While not a lifesaving tool by any means, the Fujifilm Instax SP-1 has completely changed the way I travel. This portable printer spits out business card sized instant prints that are reminiscent of Polaroids. They can be printed directly from my camera or my phone. I’ve begun to use this printer around the world in my travels to connect with other people. It comes in especially handy when I don’t speak the language very well. Using the printer in Fiji I took a photo of a small group of kids off the beaten path on one of the islands and handed them a print. They were so amazed by it they brought it to a woman I presumed was their mother who in turn showed it to a man I presumed to be the father. I’m not sure if any of the kids had ever seen a printed photograph of themselves; they were so excited. The man then invited me to be the guest of honor at their Kava ceremony and partake in their village’s private dinner. As an outsider, it was awesome! I’ve had similarly positive encounters in many other countries when giving someone a print. To me, the printer isn’t to create keepsakes for myself, but rather to share them with others.


What do you think is so essential about travel to your work?

Travel opens your eyes to so many experiences you might not otherwise see in your normal day-to-day life. I, personally, feel travel makes me more creative and forces me to experiment in new ways. Traveling when you’re younger allows you to be more adventurous, more daring, and more experimental. It also provides you with a lifetime of memories and photographs that you’ll always be able to cherish and share with other people.

[Shortly after moving to California, a conversation with a friend led to me] challenging myself to a 50-50-50 plan. It basically means by the time I’m 50 I want to visit all 50 states in addition to at least 50 countries. I’ve already been to 49 states so that one should be easy. While I likely won’t be able to keep up the pace of 4-5 new countries a year, I’m working hard to surpass the 50-country mark before I turn 50.

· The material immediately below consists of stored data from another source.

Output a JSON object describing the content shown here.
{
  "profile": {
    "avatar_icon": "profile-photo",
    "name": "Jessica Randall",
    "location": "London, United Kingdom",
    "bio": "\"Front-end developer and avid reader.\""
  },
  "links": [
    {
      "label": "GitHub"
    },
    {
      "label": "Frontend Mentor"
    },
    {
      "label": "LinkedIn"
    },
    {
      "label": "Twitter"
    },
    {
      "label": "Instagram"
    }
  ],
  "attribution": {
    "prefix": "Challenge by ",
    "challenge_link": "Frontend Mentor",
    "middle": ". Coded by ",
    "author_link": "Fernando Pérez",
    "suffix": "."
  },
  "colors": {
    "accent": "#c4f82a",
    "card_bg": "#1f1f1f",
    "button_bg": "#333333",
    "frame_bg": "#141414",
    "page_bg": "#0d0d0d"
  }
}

I think the most rewarding things about travel are getting out of your comfort zone, doing something different, experiencing different cultures, and meeting new people. When people ask me where my favorite place is it’s really hard to pinpoint one specific location because they are all so amazing in their own ways. Like participating in the kava ceremony in Fiji, drinking poisonous snake liquor in Okinawa, or experiencing a bomb scare on a train from Prague to Munich—all are things I never would have experienced if I stayed at home, memories I’ll always keep in the forefront of my mind, and photographs that will forever mean a great deal to me. I also think this is another reason I try not to visit the same place twice. For as much as I may love a particular city, how do I know the next city won’t be even better?! And I won’t know what the best place on Earth is until I visit them all.